To establish the cause and manner and circumstance of death in war is hard. That much I have learned.
“It’s not just the collection of evidence that is difficult, it is preserving it,” Ms. Parrin, who has been working on mass graves in the Central African Republic, said. “You are labeling and numbering and photographing under enormous stress and trauma, and you have to demonstrate the chain of custody — who passed what to whom and who locked it in which office and when.”
It’s easy to get something wrong. Mistaken identity is not unusual.
Before Bosnia, there was Argentina, which I covered in the mid-1980s. Buenos Aires was awakening then to the scope of a national nightmare. Every conversation seemed to end in tears as parents, haunted by desperate imaginings, recalled their children who had been “disappeared” by the military junta. That many of the tens of thousands of “desaparecidos” had been dumped from planes into the South Atlantic between 1976 and 1983 was not yet known.
So did the Argentine military turn “disappear” into a transitive verb and the ocean into a mass grave. I sat and listened. That’s what journalists do: listen through silence, awaiting a clue, the revealing epiphany, the face that crumples like a dynamited building.
The grief of bereaved parents was overwhelming. Sudden disappearance was too much to bear. There was no farewell and no adequate means to mourn. This twisted minds toward desperate acts.
I took away the conviction that, for the bereaved, disappearance into an anonymous mass grave turns every living being into someone with a possible resemblance to a lost child, whose death can never be entirely accepted.
Before Argentina, there was Lithuania. My grandmother came from Zagare, a small Lithuanian town renowned for its cherries. The last Jew there, Aizikas Mendelsonas, died in 2011. When he was born in 1922, there were almost 2,000 Jews in Zagare, with its seven synagogues.

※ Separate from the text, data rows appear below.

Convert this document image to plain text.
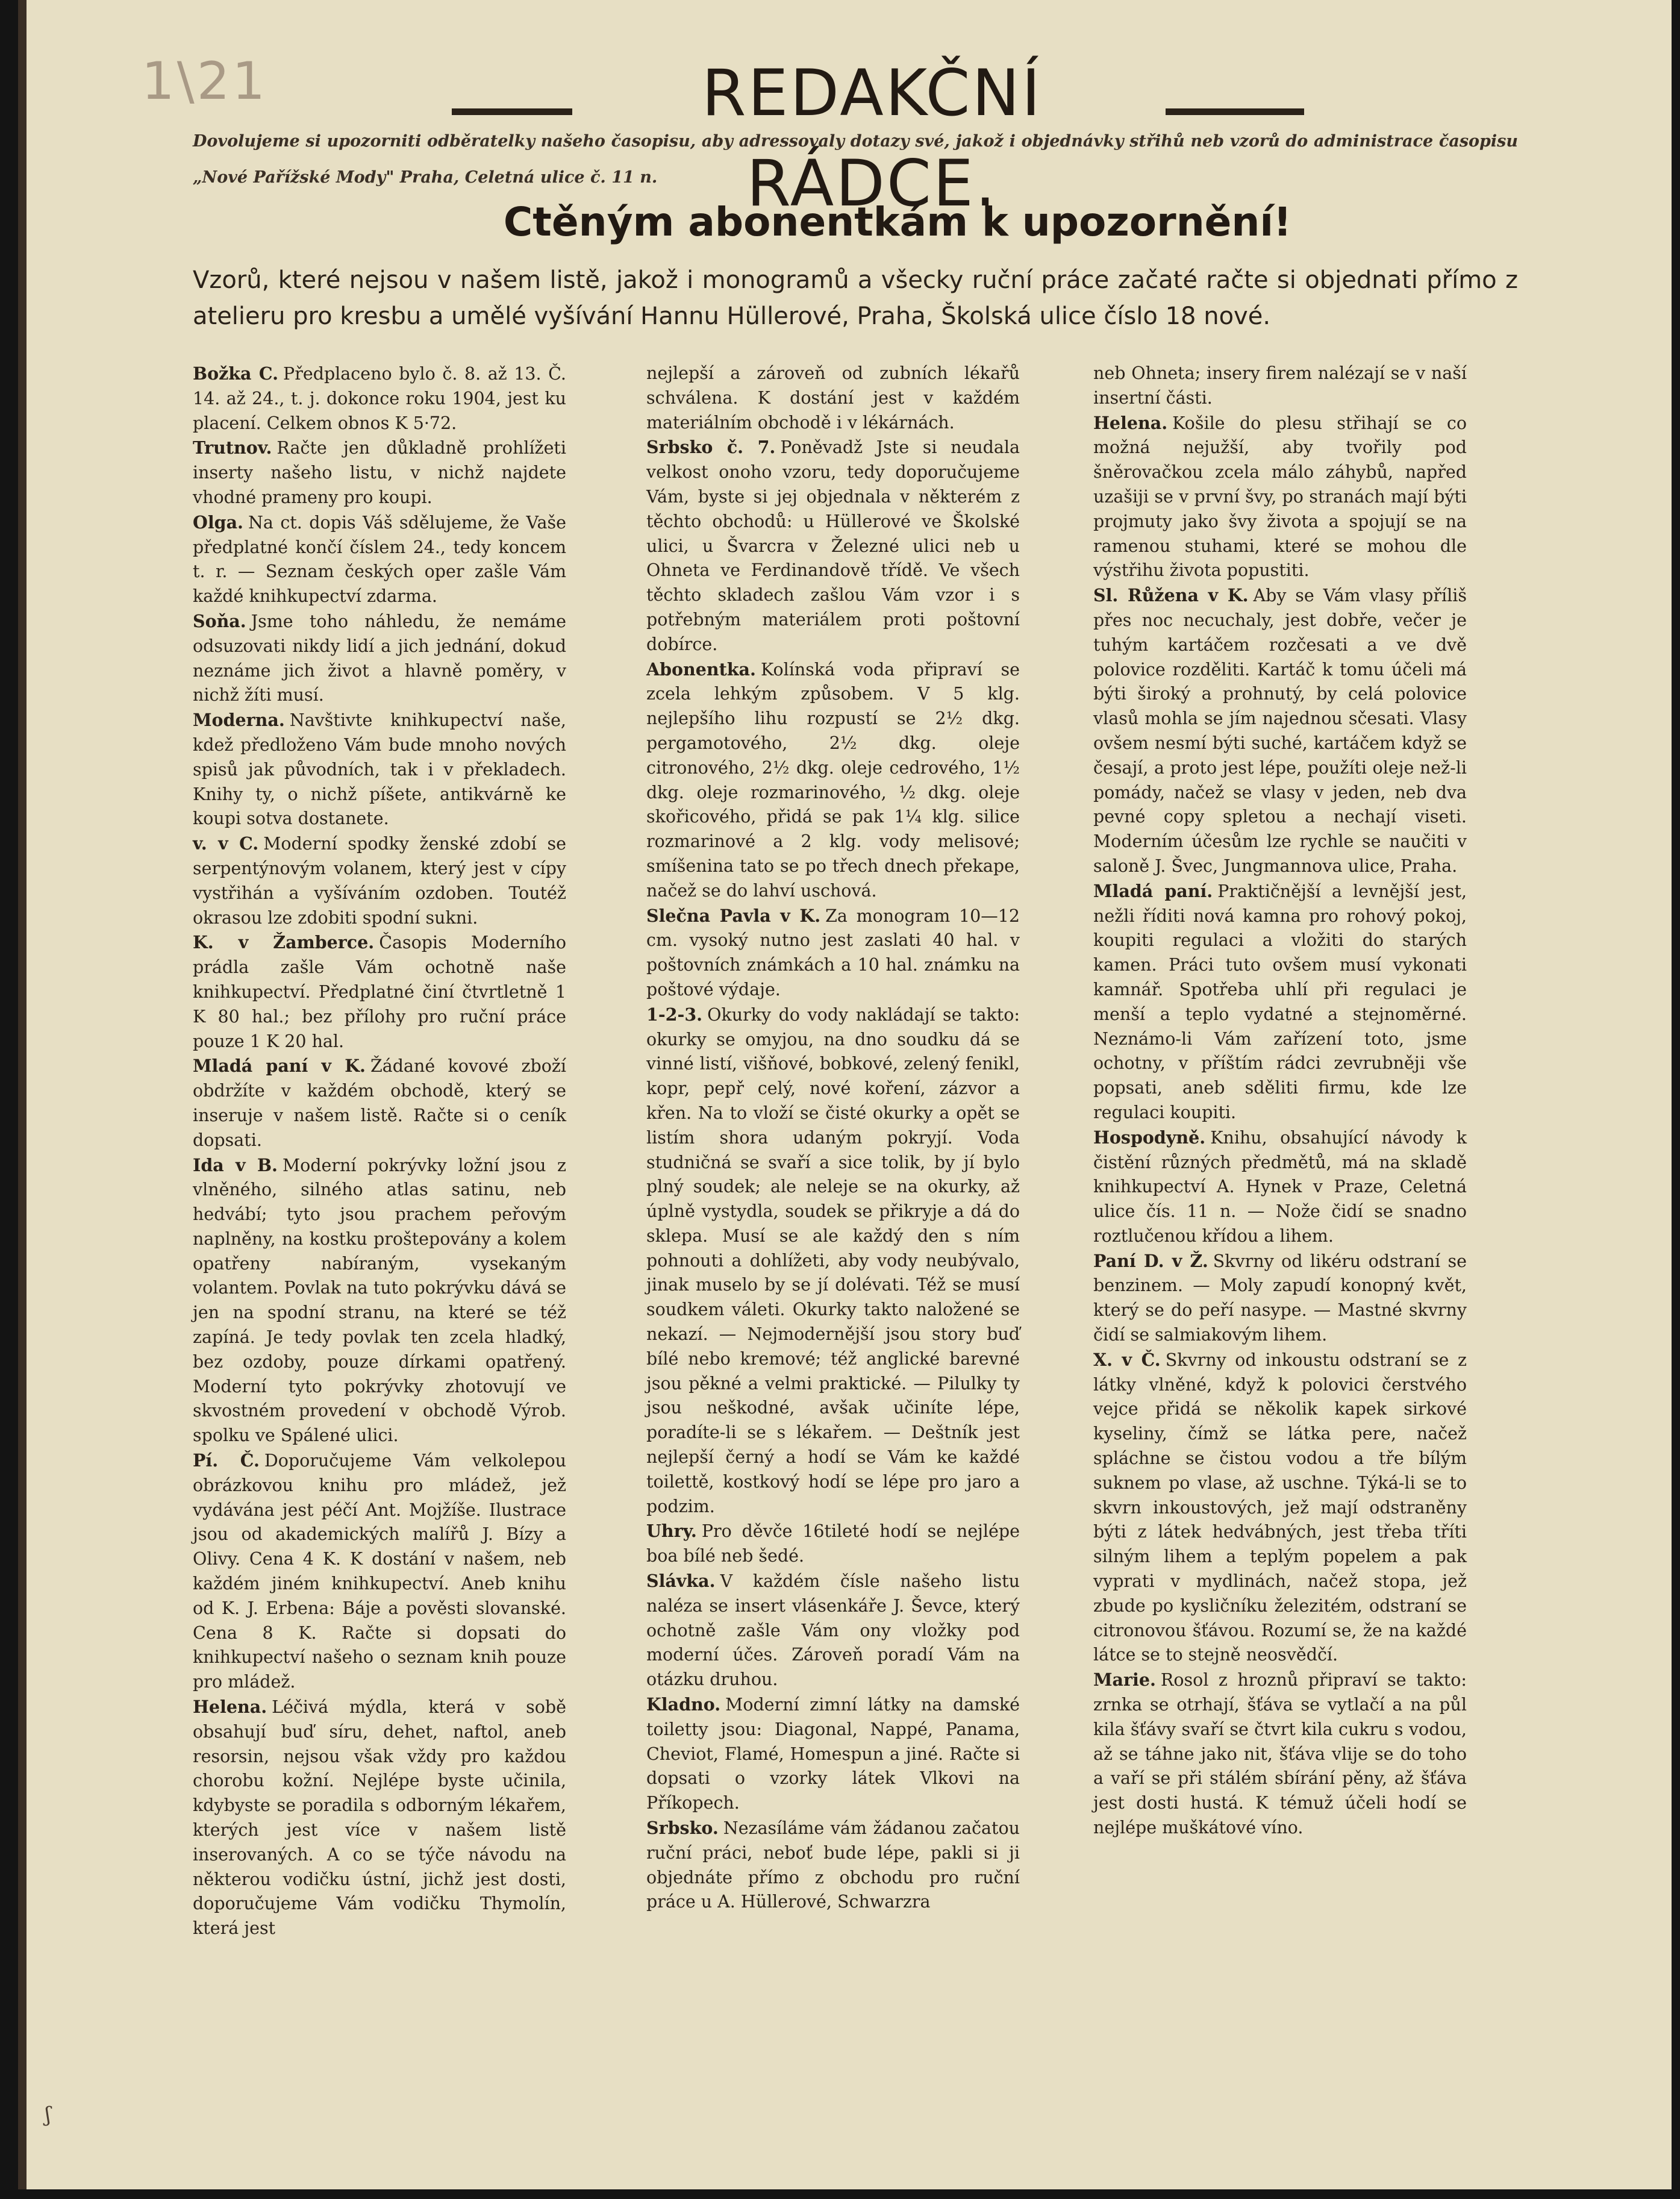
1\21	REDAKČNÍ RÁDCE.
Dovolujeme si upozorniti odběratelky našeho časopisu, aby adressovaly dotazy své, jakož i objednávky střihů neb vzorů do administrace časopisu „Nové Pařížské Mody" Praha, Celetná ulice č. 11 n.
Ctěným abonentkám k upozornění!
Vzorů, které nejsou v našem listě, jakož i monogramů a všecky ruční práce začaté račte si objednati přímo z atelieru pro kresbu a umělé vyšívání Hannu Hüllerové, Praha, Školská ulice číslo 18 nové.

Božka C. Předplaceno bylo č. 8. až 13. Č. 14. až 24., t. j. dokonce roku 1904, jest ku placení. Celkem obnos K 5·72.

Trutnov. Račte jen důkladně prohlížeti inserty našeho listu, v nichž najdete vhodné prameny pro koupi.

Olga. Na ct. dopis Váš sdělujeme, že Vaše předplatné končí číslem 24., tedy koncem t. r. — Seznam českých oper zašle Vám každé knihkupectví zdarma.

Soňa. Jsme toho náhledu, že nemáme odsuzovati nikdy lidí a jich jednání, dokud neznáme jich život a hlavně poměry, v nichž žíti musí.

Moderna. Navštivte knihkupectví naše, kdež předloženo Vám bude mnoho nových spisů jak původních, tak i v překladech. Knihy ty, o nichž píšete, antikvárně ke koupi sotva dostanete.

v. v C. Moderní spodky ženské zdobí se serpentýnovým volanem, který jest v cípy vystřihán a vyšíváním ozdoben. Toutéž okrasou lze zdobiti spodní sukni.

K. v Žamberce. Časopis Moderního prádla zašle Vám ochotně naše knihkupectví. Předplatné činí čtvrtletně 1 K 80 hal.; bez přílohy pro ruční práce pouze 1 K 20 hal.

Mladá paní v K. Žádané kovové zboží obdržíte v každém obchodě, který se inseruje v našem listě. Račte si o ceník dopsati.

Ida v B. Moderní pokrývky ložní jsou z vlněného, silného atlas satinu, neb hedvábí; tyto jsou prachem peřovým naplněny, na kostku proštepovány a kolem opatřeny nabíraným, vysekaným volantem. Povlak na tuto pokrývku dává se jen na spodní stranu, na které se též zapíná. Je tedy povlak ten zcela hladký, bez ozdoby, pouze dírkami opatřený. Moderní tyto pokrývky zhotovují ve skvostném provedení v obchodě Výrob. spolku ve Spálené ulici.

Pí. Č. Doporučujeme Vám velkolepou obrázkovou knihu pro mládež, jež vydávána jest péčí Ant. Mojžíše. Ilustrace jsou od akademických malířů J. Bízy a Olivy. Cena 4 K. K dostání v našem, neb každém jiném knihkupectví. Aneb knihu od K. J. Erbena: Báje a pověsti slovanské. Cena 8 K. Račte si dopsati do knihkupectví našeho o seznam knih pouze pro mládež.

Helena. Léčivá mýdla, která v sobě obsahují buď síru, dehet, naftol, aneb resorsin, nejsou však vždy pro každou chorobu kožní. Nejlépe byste učinila, kdybyste se poradila s odborným lékařem, kterých jest více v našem listě inserovaných. A co se týče návodu na některou vodičku ústní, jichž jest dosti, doporučujeme Vám vodičku Thymolín, která jest

nejlepší a zároveň od zubních lékařů schválena. K dostání jest v každém materiálním obchodě i v lékárnách.

Srbsko č. 7. Poněvadž Jste si neudala velkost onoho vzoru, tedy doporučujeme Vám, byste si jej objednala v některém z těchto obchodů: u Hüllerové ve Školské ulici, u Švarcra v Železné ulici neb u Ohneta ve Ferdinandově třídě. Ve všech těchto skladech zašlou Vám vzor i s potřebným materiálem proti poštovní dobírce.

Abonentka. Kolínská voda připraví se zcela lehkým způsobem. V 5 klg. nejlepšího lihu rozpustí se 2½ dkg. pergamotového, 2½ dkg. oleje citronového, 2½ dkg. oleje cedrového, 1½ dkg. oleje rozmarinového, ½ dkg. oleje skořicového, přidá se pak 1¼ klg. silice rozmarinové a 2 klg. vody melisové; smíšenina tato se po třech dnech překape, načež se do lahví uschová.

Slečna Pavla v K. Za monogram 10—12 cm. vysoký nutno jest zaslati 40 hal. v poštovních známkách a 10 hal. známku na poštové výdaje.

1-2-3. Okurky do vody nakládají se takto: okurky se omyjou, na dno soudku dá se vinné listí, višňové, bobkové, zelený fenikl, kopr, pepř celý, nové koření, zázvor a křen. Na to vloží se čisté okurky a opět se listím shora udaným pokryjí. Voda studničná se svaří a sice tolik, by jí bylo plný soudek; ale neleje se na okurky, až úplně vystydla, soudek se přikryje a dá do sklepa. Musí se ale každý den s ním pohnouti a dohlížeti, aby vody neubývalo, jinak muselo by se jí dolévati. Též se musí soudkem váleti. Okurky takto naložené se nekazí. — Nejmodernější jsou story buď bílé nebo kremové; též anglické barevné jsou pěkné a velmi praktické. — Pilulky ty jsou neškodné, avšak učiníte lépe, poradíte-li se s lékařem. — Deštník jest nejlepší černý a hodí se Vám ke každé toilettě, kostkový hodí se lépe pro jaro a podzim.

Uhry. Pro děvče 16tileté hodí se nejlépe boa bílé neb šedé.

Slávka. V každém čísle našeho listu naléza se insert vlásenkáře J. Ševce, který ochotně zašle Vám ony vložky pod moderní účes. Zároveň poradí Vám na otázku druhou.

Kladno. Moderní zimní látky na damské toiletty jsou: Diagonal, Nappé, Panama, Cheviot, Flamé, Homespun a jiné. Račte si dopsati o vzorky látek Vlkovi na Příkopech.

Srbsko. Nezasíláme vám žádanou začatou ruční práci, neboť bude lépe, pakli si ji objednáte přímo z obchodu pro ruční práce u A. Hüllerové, Schwarzra

neb Ohneta; insery firem nalézají se v naší insertní části.

Helena. Košile do plesu střihají se co možná nejužší, aby tvořily pod šněrovačkou zcela málo záhybů, napřed uzašiji se v první švy, po stranách mají býti projmuty jako švy života a spojují se na ramenou stuhami, které se mohou dle výstřihu života popustiti.

Sl. Růžena v K. Aby se Vám vlasy příliš přes noc necuchaly, jest dobře, večer je tuhým kartáčem rozčesati a ve dvě polovice rozděliti. Kartáč k tomu účeli má býti široký a prohnutý, by celá polovice vlasů mohla se jím najednou sčesati. Vlasy ovšem nesmí býti suché, kartáčem když se česají, a proto jest lépe, použíti oleje než-li pomády, načež se vlasy v jeden, neb dva pevné copy spletou a nechají viseti. Moderním účesům lze rychle se naučiti v saloně J. Švec, Jungmannova ulice, Praha.

Mladá paní. Praktičnější a levnější jest, nežli říditi nová kamna pro rohový pokoj, koupiti regulaci a vložiti do starých kamen. Práci tuto ovšem musí vykonati kamnář. Spotřeba uhlí při regulaci je menší a teplo vydatné a stejnoměrné. Neznámo-li Vám zařízení toto, jsme ochotny, v příštím rádci zevrubněji vše popsati, aneb sděliti firmu, kde lze regulaci koupiti.

Hospodyně. Knihu, obsahující návody k čistění různých předmětů, má na skladě knihkupectví A. Hynek v Praze, Celetná ulice čís. 11 n. — Nože čidí se snadno roztlučenou křídou a lihem.

Paní D. v Ž. Skvrny od likéru odstraní se benzinem. — Moly zapudí konopný květ, který se do peří nasype. — Mastné skvrny čidí se salmiakovým lihem.

X. v Č. Skvrny od inkoustu odstraní se z látky vlněné, když k polovici čerstvého vejce přidá se několik kapek sirkové kyseliny, čímž se látka pere, načež spláchne se čistou vodou a tře bílým suknem po vlase, až uschne. Týká-li se to skvrn inkoustových, jež mají odstraněny býti z látek hedvábných, jest třeba tříti silným lihem a teplým popelem a pak vyprati v mydlinách, načež stopa, jež zbude po kysličníku železitém, odstraní se citronovou šťávou. Rozumí se, že na každé látce se to stejně neosvědčí.

Marie. Rosol z hroznů připraví se takto: zrnka se otrhají, šťáva se vytlačí a na půl kila šťávy svaří se čtvrt kila cukru s vodou, až se táhne jako nit, šťáva vlije se do toho a vaří se při stálém sbírání pěny, až šťáva jest dosti hustá. K témuž účeli hodí se nejlépe muškátové víno.

ʃ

The Nazis ended all that after pushing into Lithuania in June 1941. On Oct. 2, 1941, the Jews of Zagare were ordered into the main square before being taken into the woods for execution.
In 1944, the Soviet Red Army, having fought its way into Lithuania, examined a mass grave in the forest outside Zagare and found 2,402 corpses (530 men, 1,223 women, 625 children, 24 babies), as I discovered in researching a book on my family. A sign in the woods points to the “Graves of the Victims of the Jewish Genocide,” now also commemorated by a monument on the main square.
The hypothetical European fate of my family, had they not left Zagare in time, was to die nameless in a nameless ditch. Perhaps that is why mass graves have haunted me.
These things linger, subliminally or not. Two decades after Srebrenica, a French photographer, Adrien Selbert, showed me photographs of the town, now gathered in a book called “Srebrenica, From Night to Night.” They captured a town overcome by the weight of the past, unable to shake it off, gripped by a kind of sullen idleness. Stray dogs wander empty streets. Neon signs and streetlights glare into vacancy.
It was clear that all the bullets the Serbs emptied into their male victims constituted an equal violence upon their female survivors, who were left with the hurt of the unsayable.
What Russia has done, in Izium and elsewhere, is forge a Ukrainian national identity that is more powerful than ever, along with wounds that will be refracted down through the generations.